Rigurgiti di manicomio – Luigina Bima

 Ho constatato molto spesso dei pericolosi rigurgiti di manicomio, anche in strutture che vantano la certificazione di qualità, che fanno compilare tanti moduli, propongono il questionario di gradimento ... strutture che via via diventano vere e proprie “istituzioni totali”, esattamente come il manicomio. Infatti, vedo riaffacciarsi prepotente a volte, anche se con vesti eleganti, il fantasma del manicomio, che io ho conosciuto personalmente; vi ho lavorato per anni, so quando vengono calpestate la libertà e la dignità degli esseri umani.

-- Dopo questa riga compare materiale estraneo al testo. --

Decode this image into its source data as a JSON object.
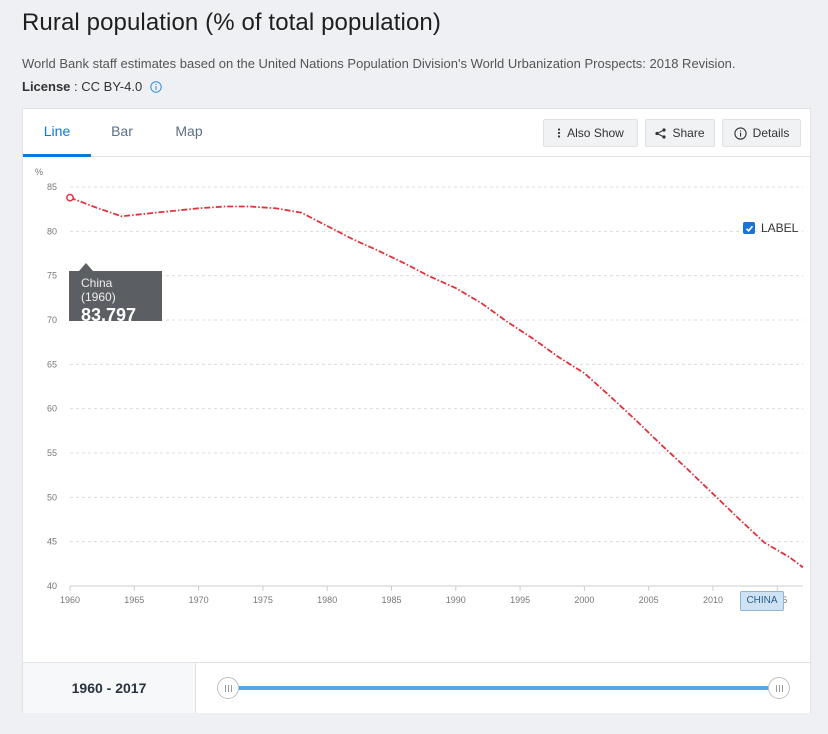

A questo proposito non si può dimenticare quanto ha scritto Primo Levi a proposito dell'Olocausto: “ E' successo e quindi può succedere di nuovo”

Alcuni esempi:

  • diritto al voto: nelle strutture che conosco direttamente, quando ci sono elezioni politiche, o amministrative o referendum, si fa finta di niente, non se ne parla, non si chiede agli ospiti se vogliono votare o meno. Eppure sono cittadini con un regolare certificato elettorale! Forse a qualcuno potrebbe far piacere pensare che può votare, può dire la sua, anche se magari non è perfettamente informato della situazione. Allora perchè non informarle queste persone e dare loro la possibilità di votare? 
  • Diritto a comunicazioni private con i parenti/amici: riguardo a persone ospiti di comunità,in molti casi le telefonate con i parenti avvengono in orari prefissati, con l'operatore che fa il numero, poi passa l'ospite e l'operatore rimane presente. Questo crea un grave disagio in chi vorrebbe dire delle cose sue, riservate, magari anche lamentele riguardo alla comunità, agli operatori...: perchè non può parlare da solo ed esprimere quello che pensa, quello che gli accade....così come lo sente nel suo cuore...? allora cosa vuol dire “diritto alla privacy”? Non avere una moneta in tasca, non avere un telefono da poter usare per comunicare con chi si desidera: questa è la punizione solo perchè la persona è in comunità? È vero che ci sono situazioni particolari, ad esempio comunità di disintossicazione e di recupero nei casi di dipendenze, dove occorrono dei filtri decisi sulle comunicazioni per l'esterno, però per una persona disabile, un paziente psichiatrico, o una persona in difficoltà, magari border-line: perchè privarlo del diritto di comunicare con libertà, di coltivare i suoi affetti, i legami con le persone importanti della propria vita?
  • Contenzioni anche fisiche troppo faciliquando forse sarebbero possibili altri approcci, meno punitivi, più rispettosi; ascoltare di più, per comprendere meglio i momenti di crisi, di sconforto o di agitazione.
  • Ho constatato che spesso per ospiti di comunità beneficiari di misure di protezionevengono nominate persone estranee, es. avvocati, che non conoscono il beneficiario, non lo frequentano e di fatto danno una delega in bianco alla direzione della comunità.
  •  Questa non è vera protezione del cittadino fragile, ma è una truffa contro di lui. Infatti, poiché l'amministratore di sostegno non conosce il beneficiario, non può capire la sua vita, i suoi desideri, le sue difficoltà: allora, per le decisioni, si attiene acriticamente con quanto di fatto deciso dalla direzione della struttura. Occorrerebbe una particolare attenzione nella nomina degli amministratori di sostegno, quando la persona è ospite di una struttura e quando non si possono nominare figure di parenti.